Le père el-Hajj a, d’autre part, évoqué les cas où la musique et les chants libanais étaient axés sur des formes de poèmes mis en musique et chantés à plusieurs occasions, comme les mariages et autres célébrations. Il a relevé, à titre d’exemple, le «zajal» (sorte de poèmes populaires rythmés) qui diffère à travers les régions du Liban, précisant que si la musique libanaise peut différer d’une région à l’autre, elle a comme dénominateur commun le dialecte libanais et les thèmes principaux racontés. Les trois principales zones précitées connaissent ainsi parfois les mêmes poèmes comme la دلعونا, d’origine inconnue, mais avec des ajustements mineurs.

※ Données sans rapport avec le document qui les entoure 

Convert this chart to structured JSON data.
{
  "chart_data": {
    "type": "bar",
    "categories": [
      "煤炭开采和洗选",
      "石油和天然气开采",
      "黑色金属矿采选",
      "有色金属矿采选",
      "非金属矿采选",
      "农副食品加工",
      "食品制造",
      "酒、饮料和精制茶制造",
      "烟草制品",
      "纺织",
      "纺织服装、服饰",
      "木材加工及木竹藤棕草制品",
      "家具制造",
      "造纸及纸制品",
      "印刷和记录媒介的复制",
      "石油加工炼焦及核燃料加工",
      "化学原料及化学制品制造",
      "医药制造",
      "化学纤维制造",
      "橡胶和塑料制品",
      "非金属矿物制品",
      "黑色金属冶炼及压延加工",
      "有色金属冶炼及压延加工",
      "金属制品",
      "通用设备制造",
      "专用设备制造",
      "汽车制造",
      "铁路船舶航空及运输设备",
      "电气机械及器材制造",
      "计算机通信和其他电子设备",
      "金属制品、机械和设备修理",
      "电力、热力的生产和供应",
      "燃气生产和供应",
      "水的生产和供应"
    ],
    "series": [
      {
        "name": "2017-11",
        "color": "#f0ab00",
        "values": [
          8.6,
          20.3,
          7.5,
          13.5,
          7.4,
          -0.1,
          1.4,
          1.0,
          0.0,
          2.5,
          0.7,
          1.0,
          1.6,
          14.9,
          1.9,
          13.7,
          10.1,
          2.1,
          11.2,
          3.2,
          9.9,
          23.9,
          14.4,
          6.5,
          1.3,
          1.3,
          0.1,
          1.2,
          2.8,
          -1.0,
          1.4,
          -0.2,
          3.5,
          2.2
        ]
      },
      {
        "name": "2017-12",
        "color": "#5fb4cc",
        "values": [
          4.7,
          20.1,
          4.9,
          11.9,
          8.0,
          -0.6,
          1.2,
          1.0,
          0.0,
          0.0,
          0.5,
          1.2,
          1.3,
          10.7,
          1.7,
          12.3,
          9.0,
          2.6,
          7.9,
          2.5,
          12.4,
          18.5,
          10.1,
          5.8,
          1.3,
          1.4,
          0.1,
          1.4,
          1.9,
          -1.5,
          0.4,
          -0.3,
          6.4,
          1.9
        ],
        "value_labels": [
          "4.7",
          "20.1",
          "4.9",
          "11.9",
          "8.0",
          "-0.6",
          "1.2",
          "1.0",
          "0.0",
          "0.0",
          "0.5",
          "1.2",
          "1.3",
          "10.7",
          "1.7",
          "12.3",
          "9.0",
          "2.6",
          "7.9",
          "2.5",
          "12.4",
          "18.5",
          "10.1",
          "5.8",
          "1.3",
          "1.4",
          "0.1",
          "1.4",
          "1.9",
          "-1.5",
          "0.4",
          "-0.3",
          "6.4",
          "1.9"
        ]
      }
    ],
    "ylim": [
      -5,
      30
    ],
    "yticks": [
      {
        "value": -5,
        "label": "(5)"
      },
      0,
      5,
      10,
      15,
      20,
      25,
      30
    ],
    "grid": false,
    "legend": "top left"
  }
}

Pour sa part, Zeina Saleh Kayali a exposé, lors de l’entretien par vidéoconférence, les caractéristiques de l’identité musicale libanaise, reflet de la mosaïque et du pluralisme libanais, soulignant que Wadih Sabra, qui a composé l’hymne national, a été pratiquement le père fondateur de l’identité musicale libanaise. Son point de vue à ce sujet a été contesté par Alain Andréa qui a reproché à Wadih Sabra d’avoir trop occidentalisé la musique libanaise, au détriment de son âme orientale, ou levantine. Il a ajouté dans ce contexte qu’à son avis «le mandat français a inhibé la dynamique de l’identité musicale libanaise», précisant qu’avec le mandat français et l’émergence de la culture et de la musique occidentales, le Liban s’est imprégné des codes et des formes des musiques étrangères.

Au terme du débat, et en réponse à une question, le père Hajj a évoqué longuement les caractéristiques de la musique des frères Rahbani et la richesse de leur apport au niveau de la musique populaire libanaise, soulignant que leur musique est souvent fondée sur des «thèmes sociaux ou même historiques, comme Fakhreddine» qui reflètent les réalités sociocommunautaires ou historiques du Liban. «Les frères Rahbani et Feyrouz ont transposé au théâtre, en musique et dans le chant populaire traditionnel, le village libanais et les coutumes de la société», a souligné le père el-Hajj qui a indiqué en outre que pour étendre la diffusion de leur musique et opérer une ouverture sur le monde, les frères Rahbani se sont adaptés aux réalités contemporaines sur le plan musical et représentent à plus d’un égard, avec Feyrouz, l’un des principaux piliers de la musique libanaise.